A few examples from my own studio…
We hold recitals 2x/year – one a few weeks before Christmas and another in the spring.  Both are required of all students and are a great way to inspire and motivate… everyone looks forward to it!
I make sure reminders are periodically sent by email or posted on my website for all families to see.

Communication is key.  About 2 weeks before the recital, I send a detailed explanation of what to expect, what to bring, and where to be.  ?

I started having students write a short autobiography to be printed in the program.  Some students draw, paint, or color themed pictures to be included on the cover or inside as original “clipart”.

Students are expected to arrive a minimum of 15 minutes early… to avoid the stress of “running late” and making it much easier on their teacher!  ?  They are required to bring their music – in my studio, students are not required to memorize their pieces (for various reasons to be covered later).  The families also bring a dish or dessert to share afterwards during the reception time.

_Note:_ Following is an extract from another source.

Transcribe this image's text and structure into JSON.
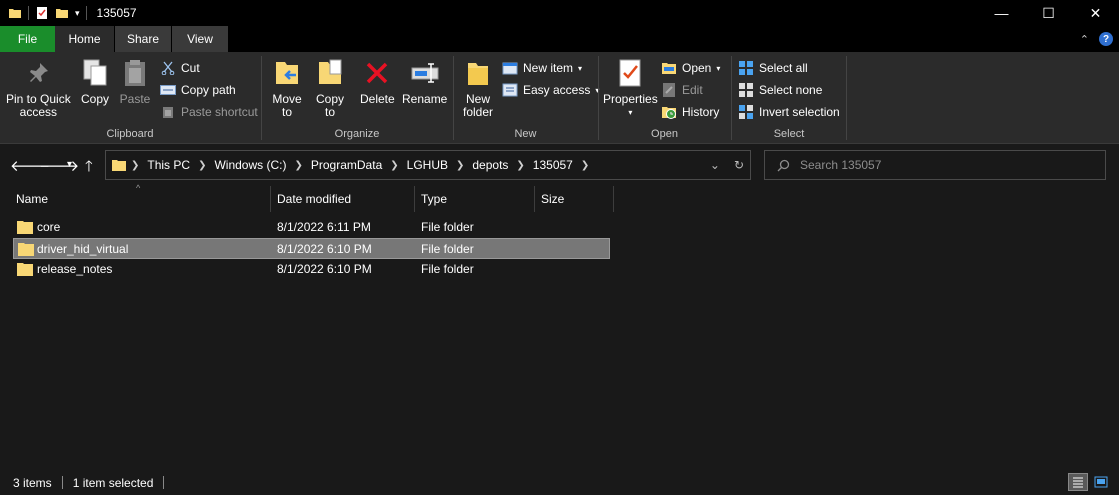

After the performances, we have awards – I give each student a certificate for performing and another for participating in games online at www.musiclearningcommunity.com and another for student of the month awards (covering the months since our last recital).  Students also receive the certificates from the back of the method books they have passed or any exams passed.  The entire awards ceremony lasts from 5-15 minutes for 30 students.  They love the recognition of their hard work!

Employing volunteer parents to help with set-up and cleanup has lessened the load on my shoulders and is always greatly appreciated!  My family has been a wonderful help as well.

Prior to the recital, be sure to establish…

  • what the students should do upon arriving (check in with you, find a seat, do an activity)
  • where the students will be sitting (as a group or with parents)
  • who is invited to attend (family, friends, etc)… are invitations provided?
  • the cost & when it is due (students, attendees, etc) to cover the costs of rental, use of facilities, any other expenses related to the event
  • media (pictures, video, cell phones)… how do you wish to handle it? (when can pictures be taken?  Are families encouraged to take video and if so, where should they stand or sit as to be the least distracting?)
  • dress code (is this a casual or formal recital?)… what is acceptable and not?
  • volunteers for certain tasks

Suggested To-Do List…

  • Make Programs a day or two before the recital, but not too far in advance or changes will be inevitable and cause unnecessary frustration and stress
  • Make invitations for students – they love ones themed with pianos and music notes!  🙂
  • Verify venue and time – to avoid last minute surprises

These are all technical aspects of a recital, but more to come include…

  • how to deal with stage fright
  • ways to motivate and inspire through recitals… and when to give gifts to your students
  • ways to order students in a program… who goes first?  who finishes up?
  • recital themes
  • reasons for students sitting with parents vs. sitting as a group (I’ve tried both)
  • whether or not to hold any sort of rehearsal before-hand
  • recital etiquette
  • finding a booking a venue/location
  • establishing a day and time
  • refreshments
  • how to put together a program
  • copyright issues in media (making of DVDs or CDs)… recording and copying

Have a wonderful recital and remember to enjoy every moment.  Never forget the amazing memories you are creating in the lives of each of your students and the responsibility we all have to do everything in excellence.  Enjoy!